Assim, Bittencourt analisou algumas alternativas energéticas, como a fissão da energia nuclear, que sofreu certa decadência após a Guerra Fria e perdeu a confiança do público, além de não poder substituir o uso dos combustíveis fósseis no transporte. As células combustíveis de hidrogênio enfrentam desafios tecnológicos em relação a geração, estocagem e transporte. O uso do metanol traz problemas como a formação de CO2.

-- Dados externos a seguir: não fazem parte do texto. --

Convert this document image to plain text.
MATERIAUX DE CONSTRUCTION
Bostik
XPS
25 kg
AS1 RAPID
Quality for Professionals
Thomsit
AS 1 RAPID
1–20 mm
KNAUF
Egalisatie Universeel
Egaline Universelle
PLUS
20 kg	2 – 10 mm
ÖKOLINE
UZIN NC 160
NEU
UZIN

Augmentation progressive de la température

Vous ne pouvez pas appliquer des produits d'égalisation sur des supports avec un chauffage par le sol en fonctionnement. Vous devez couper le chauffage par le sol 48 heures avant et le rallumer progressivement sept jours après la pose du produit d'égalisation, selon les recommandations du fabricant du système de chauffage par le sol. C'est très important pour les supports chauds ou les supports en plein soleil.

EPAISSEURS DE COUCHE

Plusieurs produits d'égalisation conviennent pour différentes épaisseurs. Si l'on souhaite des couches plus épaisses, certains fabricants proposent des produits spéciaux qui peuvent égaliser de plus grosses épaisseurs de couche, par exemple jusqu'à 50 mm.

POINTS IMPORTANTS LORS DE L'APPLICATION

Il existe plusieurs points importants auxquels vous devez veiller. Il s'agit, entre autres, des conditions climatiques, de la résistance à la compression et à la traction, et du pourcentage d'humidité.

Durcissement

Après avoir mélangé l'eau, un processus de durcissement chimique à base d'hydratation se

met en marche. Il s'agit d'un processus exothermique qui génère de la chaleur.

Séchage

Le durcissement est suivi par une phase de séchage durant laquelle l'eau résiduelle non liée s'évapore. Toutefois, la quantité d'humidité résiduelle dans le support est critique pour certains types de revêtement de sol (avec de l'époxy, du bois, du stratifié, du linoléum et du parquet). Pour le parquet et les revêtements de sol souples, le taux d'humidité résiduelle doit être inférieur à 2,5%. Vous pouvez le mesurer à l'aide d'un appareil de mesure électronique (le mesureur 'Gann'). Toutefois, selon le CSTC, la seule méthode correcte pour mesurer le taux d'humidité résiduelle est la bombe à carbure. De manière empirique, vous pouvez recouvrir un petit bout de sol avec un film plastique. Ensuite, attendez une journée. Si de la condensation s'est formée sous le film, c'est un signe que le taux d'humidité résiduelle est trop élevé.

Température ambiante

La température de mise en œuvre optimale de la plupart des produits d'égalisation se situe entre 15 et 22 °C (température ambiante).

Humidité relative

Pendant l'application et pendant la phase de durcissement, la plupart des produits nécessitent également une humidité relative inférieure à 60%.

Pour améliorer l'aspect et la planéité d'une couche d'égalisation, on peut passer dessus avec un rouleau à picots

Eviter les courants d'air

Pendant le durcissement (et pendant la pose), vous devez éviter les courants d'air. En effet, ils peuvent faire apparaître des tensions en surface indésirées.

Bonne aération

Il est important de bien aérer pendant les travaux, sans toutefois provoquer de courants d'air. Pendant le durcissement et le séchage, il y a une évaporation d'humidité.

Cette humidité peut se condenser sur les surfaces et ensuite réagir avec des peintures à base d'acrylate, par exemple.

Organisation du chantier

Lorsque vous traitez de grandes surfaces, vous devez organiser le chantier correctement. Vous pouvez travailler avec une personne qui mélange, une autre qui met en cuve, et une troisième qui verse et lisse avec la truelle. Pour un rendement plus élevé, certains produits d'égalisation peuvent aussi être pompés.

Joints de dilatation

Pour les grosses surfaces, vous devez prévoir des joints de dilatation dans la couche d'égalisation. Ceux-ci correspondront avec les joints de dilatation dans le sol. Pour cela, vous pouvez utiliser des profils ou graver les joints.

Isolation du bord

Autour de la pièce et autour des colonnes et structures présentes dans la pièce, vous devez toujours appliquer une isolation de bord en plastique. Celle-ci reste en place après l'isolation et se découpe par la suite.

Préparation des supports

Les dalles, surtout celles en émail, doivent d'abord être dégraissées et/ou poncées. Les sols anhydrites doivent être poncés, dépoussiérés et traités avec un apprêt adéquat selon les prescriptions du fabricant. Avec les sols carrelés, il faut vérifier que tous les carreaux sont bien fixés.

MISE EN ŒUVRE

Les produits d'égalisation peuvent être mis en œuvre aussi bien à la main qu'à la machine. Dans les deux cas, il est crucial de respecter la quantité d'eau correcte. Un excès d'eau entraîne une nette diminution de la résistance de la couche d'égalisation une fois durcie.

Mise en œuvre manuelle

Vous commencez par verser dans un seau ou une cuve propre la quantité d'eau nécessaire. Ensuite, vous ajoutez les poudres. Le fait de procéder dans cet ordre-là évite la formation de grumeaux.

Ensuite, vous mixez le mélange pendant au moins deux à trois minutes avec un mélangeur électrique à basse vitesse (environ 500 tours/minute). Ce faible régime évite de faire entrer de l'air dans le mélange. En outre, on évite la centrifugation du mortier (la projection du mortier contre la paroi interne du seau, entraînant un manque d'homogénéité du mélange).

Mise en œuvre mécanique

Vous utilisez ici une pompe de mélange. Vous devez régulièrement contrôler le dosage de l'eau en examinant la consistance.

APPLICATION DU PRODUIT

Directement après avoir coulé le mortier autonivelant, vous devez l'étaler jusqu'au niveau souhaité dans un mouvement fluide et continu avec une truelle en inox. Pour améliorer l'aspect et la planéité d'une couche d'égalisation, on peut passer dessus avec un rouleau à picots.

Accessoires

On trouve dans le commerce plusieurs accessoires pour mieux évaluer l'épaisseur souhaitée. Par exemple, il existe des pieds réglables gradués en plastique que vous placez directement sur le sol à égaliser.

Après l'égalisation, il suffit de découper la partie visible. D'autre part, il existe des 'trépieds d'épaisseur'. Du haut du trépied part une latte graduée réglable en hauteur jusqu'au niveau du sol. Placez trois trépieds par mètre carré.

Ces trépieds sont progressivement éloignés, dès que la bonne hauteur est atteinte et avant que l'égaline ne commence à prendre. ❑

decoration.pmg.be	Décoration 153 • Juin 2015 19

A grande solução que se espera, segundo o Acadêmico, é a energia solar. “A discussão é como melhorar a captação direta e o seu uso. O sol tem energia suficiente para a nossa demanda; a questão é como otimizar sua utilização”, informou. Bittencourt disse, no entanto, que não existe solução única. Em relação a biocombustíveis, por exemplo, o Brasil tem a melhor opção, que é a cana de açúcar, de modo que o etanol é extremamente competitivo com o petróleo.
A água
Bittencourt analisou o segundo desafio citando alguns dados, como o de que a produção de mil quilos de grãos exige um milhão de quilos de água e que, até 2050, um bilhão de pessoas não terá acesso à água. Os oceanos detêm 97% da água mundial, mas, ainda assim, o Brasil concentra grandes reservas de água potável. “Temos um dos maiores aquíferos do mundo, o Guarani, mas a zona plantada de soja ocorre exatamente em cima dele. Usamos mal nossos aquíferos”, alertou. O cientista complementou com a informação de que a agricultura é responsável por 70% da água utilizada no mundo, e afirmou que a questão da água não tem a ver apenas com o seu consumo, mas com o fato de que ela estabiliza as condições do nosso planeta.
Os alimentos
Em relação ao terceiro desafio, Bittencourt falou sobre o fato de que quase sete bilhões de pessoas vivem em cidades, ou seja, não produzem alimentos, apenas consomem. O Acadêmico citou a África Subsaariana, região onde haverá um dos maiores incrementos populacionais e que vive uma grande miséria, o que revela que o desafio dos alimentos é imenso. “Consumimos 45% das plantas terrestres, direta ou indiretamente. Somos atualmente caçadores, coletores de energia, mas precisamos passar a ser produtores”.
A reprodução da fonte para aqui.